Case 110. Mr. McKenzie[[18]] was a retired merchant of 42 years whose complaint was that he tired very easily, could not make his legs go where he wished, was unsteady and felt a numbness in his legs. These symptoms had been in progress for a few months only when the examination was made. This disclosed Argyll-Robertson pupils, absent knee-jerks and ankle-jerks, Romberg sign, unsteady gait, moderate ataxia and dysmetria. The W. R. was negative in the blood serum but positive in the spinal fluid with 0.2 cc., and there were 107 cells per cmm. With the symptoms and signs it was therefore easy to make the diagnosis of Tabetic Neurosyphilis (“tabes dorsalis”).
The patient was given five intraspinous injections of mercuric chloride in blood serum (mercurialized serum) according to the method of Byrnes. The dose was 0.001 gm. of mercury. Two weeks after the first injection the cell count was 58 cells per cmm., the Wassermann was positive only with 0.4 cc. After the fourth injection there were but 18 cells and the Wassermann reaction was negative even with 1½ cc. of spinal fluids. The symptoms had improved to such a degree that the patient had no complaint whatsoever and considered himself cured.
1. What are the unpleasant results of intraspinous therapy? Frequently there is an exacerbation of symptoms and pain may be quite severe after intraspinous injections. This, however, lasts only a short period, that is, as a rule less than 24 hours. There may be other symptoms of cord irritation as retention of urine or lack of sphincter control. A rise of temperature is not unusual.
Treatment may alter the W. R. to negative in blood and spinal fluid in TABES DORSALIS.
Case 111. Ivan Rokicki was a baker, 43 years of age, who came complaining of exceedingly severe attacks of abdominal pain with vomiting. He described these attacks as having occurred periodically for a number of years, lasting sometimes as long as a week, during which time Rokicki could not eat or get relief short of large doses of morphine.
Upon his arrival, Rokicki was seen in one of his attacks; he was curled up with excruciating pain, and the abdomen was rigid, though it was impossible to produce additional pain by external pressure. There was spasmodic vomiting, frequently followed by slight relief from the pain, which however shortly recurred and caused the patient to cry out in his suffering. The condition was controlled by opiates but lasted a full week. The leucocytes remained normal and there was no rise of temperature. The attack ceased spontaneously.

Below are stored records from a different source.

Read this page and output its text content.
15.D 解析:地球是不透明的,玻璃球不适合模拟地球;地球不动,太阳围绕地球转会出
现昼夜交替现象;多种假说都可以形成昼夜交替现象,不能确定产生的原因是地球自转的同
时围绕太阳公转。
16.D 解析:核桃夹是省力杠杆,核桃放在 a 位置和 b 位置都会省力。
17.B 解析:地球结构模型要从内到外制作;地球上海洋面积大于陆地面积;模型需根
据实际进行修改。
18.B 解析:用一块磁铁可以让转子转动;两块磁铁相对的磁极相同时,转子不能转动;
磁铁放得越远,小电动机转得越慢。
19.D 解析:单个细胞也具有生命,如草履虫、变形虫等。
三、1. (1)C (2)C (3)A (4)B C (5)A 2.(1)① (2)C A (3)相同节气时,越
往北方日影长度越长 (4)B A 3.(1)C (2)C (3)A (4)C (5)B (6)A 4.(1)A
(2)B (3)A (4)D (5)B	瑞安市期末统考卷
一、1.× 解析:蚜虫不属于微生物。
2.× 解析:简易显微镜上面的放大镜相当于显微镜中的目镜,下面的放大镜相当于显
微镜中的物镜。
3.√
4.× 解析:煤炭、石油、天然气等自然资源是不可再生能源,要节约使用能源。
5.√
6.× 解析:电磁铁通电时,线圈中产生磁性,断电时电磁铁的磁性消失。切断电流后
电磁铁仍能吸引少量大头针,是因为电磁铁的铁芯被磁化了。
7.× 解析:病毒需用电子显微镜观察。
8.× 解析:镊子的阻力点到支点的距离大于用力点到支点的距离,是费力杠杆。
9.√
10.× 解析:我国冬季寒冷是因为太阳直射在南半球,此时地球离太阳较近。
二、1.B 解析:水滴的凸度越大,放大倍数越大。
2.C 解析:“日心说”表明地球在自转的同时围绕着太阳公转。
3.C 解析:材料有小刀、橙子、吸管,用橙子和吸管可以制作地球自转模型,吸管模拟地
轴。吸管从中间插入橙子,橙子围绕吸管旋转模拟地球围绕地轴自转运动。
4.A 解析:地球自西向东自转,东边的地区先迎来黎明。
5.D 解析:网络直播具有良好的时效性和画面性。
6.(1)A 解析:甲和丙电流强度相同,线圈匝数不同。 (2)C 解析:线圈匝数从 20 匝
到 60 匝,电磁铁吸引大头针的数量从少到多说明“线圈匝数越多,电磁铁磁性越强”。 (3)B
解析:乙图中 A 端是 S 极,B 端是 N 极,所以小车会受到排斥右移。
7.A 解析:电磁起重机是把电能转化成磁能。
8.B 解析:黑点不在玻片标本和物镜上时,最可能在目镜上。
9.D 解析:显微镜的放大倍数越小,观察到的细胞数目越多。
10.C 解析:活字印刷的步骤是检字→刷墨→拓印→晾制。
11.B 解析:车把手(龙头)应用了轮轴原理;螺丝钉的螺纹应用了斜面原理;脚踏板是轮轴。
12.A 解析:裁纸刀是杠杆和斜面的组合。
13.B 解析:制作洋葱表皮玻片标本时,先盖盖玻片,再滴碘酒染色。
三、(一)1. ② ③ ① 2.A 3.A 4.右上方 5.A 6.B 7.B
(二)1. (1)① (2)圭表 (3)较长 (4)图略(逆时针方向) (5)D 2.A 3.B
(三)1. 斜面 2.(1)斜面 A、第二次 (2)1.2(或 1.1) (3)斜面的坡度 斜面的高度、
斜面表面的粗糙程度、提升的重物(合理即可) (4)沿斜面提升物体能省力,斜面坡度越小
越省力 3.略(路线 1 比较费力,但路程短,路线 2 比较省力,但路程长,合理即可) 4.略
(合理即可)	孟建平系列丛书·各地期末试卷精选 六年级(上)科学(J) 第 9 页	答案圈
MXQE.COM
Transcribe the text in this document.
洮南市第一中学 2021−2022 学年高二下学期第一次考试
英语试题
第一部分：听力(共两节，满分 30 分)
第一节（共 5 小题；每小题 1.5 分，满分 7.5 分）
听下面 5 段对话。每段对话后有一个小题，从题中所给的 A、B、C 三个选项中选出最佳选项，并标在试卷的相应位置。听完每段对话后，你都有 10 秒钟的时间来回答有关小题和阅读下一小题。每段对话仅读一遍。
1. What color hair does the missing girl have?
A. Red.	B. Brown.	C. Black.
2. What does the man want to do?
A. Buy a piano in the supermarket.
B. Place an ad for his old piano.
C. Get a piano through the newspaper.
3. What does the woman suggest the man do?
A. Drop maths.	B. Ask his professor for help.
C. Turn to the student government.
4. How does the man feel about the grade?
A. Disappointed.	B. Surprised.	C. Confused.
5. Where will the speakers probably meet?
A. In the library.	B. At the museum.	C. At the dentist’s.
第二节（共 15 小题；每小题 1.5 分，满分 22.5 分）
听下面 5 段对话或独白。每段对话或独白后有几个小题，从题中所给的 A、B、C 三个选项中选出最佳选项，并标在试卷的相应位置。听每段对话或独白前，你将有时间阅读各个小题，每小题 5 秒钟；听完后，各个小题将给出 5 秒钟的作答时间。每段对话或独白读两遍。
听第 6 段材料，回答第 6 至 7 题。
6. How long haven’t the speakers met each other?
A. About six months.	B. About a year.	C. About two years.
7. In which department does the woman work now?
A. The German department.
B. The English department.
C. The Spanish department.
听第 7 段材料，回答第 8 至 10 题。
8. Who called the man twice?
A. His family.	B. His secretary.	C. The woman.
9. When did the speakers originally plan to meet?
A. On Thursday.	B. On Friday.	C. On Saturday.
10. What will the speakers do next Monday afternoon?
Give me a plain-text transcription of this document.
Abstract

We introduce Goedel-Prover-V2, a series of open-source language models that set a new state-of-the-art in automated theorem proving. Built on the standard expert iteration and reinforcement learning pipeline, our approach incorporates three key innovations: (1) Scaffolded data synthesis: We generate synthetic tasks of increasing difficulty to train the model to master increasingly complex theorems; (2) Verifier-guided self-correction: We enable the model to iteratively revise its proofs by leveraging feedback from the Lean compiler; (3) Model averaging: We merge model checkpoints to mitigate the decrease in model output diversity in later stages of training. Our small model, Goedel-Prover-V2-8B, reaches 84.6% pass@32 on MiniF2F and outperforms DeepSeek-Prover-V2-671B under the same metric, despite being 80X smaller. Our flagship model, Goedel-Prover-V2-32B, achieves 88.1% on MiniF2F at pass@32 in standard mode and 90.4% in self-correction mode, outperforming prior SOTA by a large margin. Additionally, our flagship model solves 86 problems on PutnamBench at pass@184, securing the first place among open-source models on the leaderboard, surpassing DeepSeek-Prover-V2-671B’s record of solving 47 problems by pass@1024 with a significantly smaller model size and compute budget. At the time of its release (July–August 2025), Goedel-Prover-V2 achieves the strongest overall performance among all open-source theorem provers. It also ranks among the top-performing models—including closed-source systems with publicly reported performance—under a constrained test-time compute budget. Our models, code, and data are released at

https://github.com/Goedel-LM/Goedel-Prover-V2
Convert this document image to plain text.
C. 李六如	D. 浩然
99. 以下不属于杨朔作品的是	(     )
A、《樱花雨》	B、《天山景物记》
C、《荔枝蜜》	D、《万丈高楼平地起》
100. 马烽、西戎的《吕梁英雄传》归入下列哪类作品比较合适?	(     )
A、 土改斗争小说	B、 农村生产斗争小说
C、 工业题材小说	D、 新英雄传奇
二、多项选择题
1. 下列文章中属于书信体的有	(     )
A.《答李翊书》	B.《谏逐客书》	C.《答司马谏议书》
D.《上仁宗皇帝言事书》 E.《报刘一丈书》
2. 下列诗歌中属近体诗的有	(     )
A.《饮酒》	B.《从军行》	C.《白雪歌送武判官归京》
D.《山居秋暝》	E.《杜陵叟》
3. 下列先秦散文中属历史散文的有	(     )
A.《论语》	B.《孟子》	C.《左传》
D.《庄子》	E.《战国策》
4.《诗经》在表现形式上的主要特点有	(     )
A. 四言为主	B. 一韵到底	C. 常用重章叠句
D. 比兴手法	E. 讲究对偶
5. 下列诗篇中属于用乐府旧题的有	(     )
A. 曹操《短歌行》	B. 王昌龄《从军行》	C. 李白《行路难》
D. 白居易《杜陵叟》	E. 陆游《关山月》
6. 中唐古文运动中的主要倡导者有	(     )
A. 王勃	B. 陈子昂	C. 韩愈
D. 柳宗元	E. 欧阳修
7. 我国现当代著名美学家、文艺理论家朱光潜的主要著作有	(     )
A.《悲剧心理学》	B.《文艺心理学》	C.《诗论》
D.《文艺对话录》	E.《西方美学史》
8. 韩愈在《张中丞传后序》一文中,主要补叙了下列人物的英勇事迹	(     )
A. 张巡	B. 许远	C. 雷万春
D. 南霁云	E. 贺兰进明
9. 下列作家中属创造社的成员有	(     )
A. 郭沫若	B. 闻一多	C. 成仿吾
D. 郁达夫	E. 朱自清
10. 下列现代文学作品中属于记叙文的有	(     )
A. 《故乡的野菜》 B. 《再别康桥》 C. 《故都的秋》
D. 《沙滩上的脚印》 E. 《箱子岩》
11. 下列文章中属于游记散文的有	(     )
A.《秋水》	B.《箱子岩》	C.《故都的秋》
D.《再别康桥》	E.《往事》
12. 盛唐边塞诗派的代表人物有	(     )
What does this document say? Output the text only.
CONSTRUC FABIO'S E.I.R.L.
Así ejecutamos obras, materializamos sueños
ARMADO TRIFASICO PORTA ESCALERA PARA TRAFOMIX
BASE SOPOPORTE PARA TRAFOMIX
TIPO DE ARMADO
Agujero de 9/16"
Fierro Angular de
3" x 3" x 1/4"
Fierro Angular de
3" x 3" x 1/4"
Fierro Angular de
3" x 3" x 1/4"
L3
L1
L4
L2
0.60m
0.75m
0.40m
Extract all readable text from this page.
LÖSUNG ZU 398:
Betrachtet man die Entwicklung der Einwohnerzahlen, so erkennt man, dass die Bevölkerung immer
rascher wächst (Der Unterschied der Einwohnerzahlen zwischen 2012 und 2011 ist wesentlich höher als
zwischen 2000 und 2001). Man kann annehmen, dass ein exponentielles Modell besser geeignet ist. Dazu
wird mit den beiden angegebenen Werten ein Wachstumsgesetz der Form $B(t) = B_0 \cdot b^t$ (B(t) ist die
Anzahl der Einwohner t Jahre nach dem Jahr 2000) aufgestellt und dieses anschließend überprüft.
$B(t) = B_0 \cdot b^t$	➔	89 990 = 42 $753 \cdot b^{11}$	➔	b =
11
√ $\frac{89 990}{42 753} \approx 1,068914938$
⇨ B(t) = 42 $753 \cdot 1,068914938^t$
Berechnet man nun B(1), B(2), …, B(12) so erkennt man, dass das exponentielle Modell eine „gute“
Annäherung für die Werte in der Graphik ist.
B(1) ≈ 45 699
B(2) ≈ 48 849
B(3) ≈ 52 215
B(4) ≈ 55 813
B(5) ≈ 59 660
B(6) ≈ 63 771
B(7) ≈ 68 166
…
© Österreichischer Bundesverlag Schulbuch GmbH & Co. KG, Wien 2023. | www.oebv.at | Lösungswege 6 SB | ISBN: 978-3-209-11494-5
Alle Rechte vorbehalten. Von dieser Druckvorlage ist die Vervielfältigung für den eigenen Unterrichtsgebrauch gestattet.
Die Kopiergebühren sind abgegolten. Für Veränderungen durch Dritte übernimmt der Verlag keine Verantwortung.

Save for the pain, Rokicki’s mental examination proved entirely negative. Physically, Rokicki was fairly well developed and nourished. His pupils were slightly irregular: the left markedly larger than the right; both pupils failed to react to light, and the left pupil also failed to react in accommodation. There were no other reflex disorders evident to systematic examination, nor was there sensory disturbance or speech defect. The heart seemed somewhat enlarged but there were no murmurs; blood pressure: systolic 150; diastolic 110.
The correct symptomatic diagnosis in Rokicki’s case proved to be gastric crises, and this diagnosis must perforce be the first to entertain in view of the chronicity, the periodicity, the non-relation to diet, and the spontaneous cessation of the seizures. The observation of Argyll-Robertson pupils was naturally held to substantiate the diagnosis of Tabes Dorsalis.
The possibility of abdominal inflammation could be shortly dismissed on account of the absence of tenderness (the rigidity in this case was not accompanied by tenderness), fever, and other characteristic signs. There was no diarrhoea, such as is found in lead colic, and there was no other sign of plumbism. Jaundice was absent and there was no special radiation of pain from the abdomen. One had to think of gastric ulcer and hyperchlorhydria, and possibly malaria or gastroenteritis.
The pupillary reactions pointed to a syphilitic condition despite the fact that the lack of reaction to accommodation (over and above the Argyll-Robertson phenomenon) in the right pupil is not entirely typical. Accordingly, although there was no areflexia, Romberg sign, or ataxia, resort was had to the W. R. This however proved negative, in blood and spinal fluid; nor was there any globulin or excess albumin; there were 5 cells to the cmm., in the spinal fluid.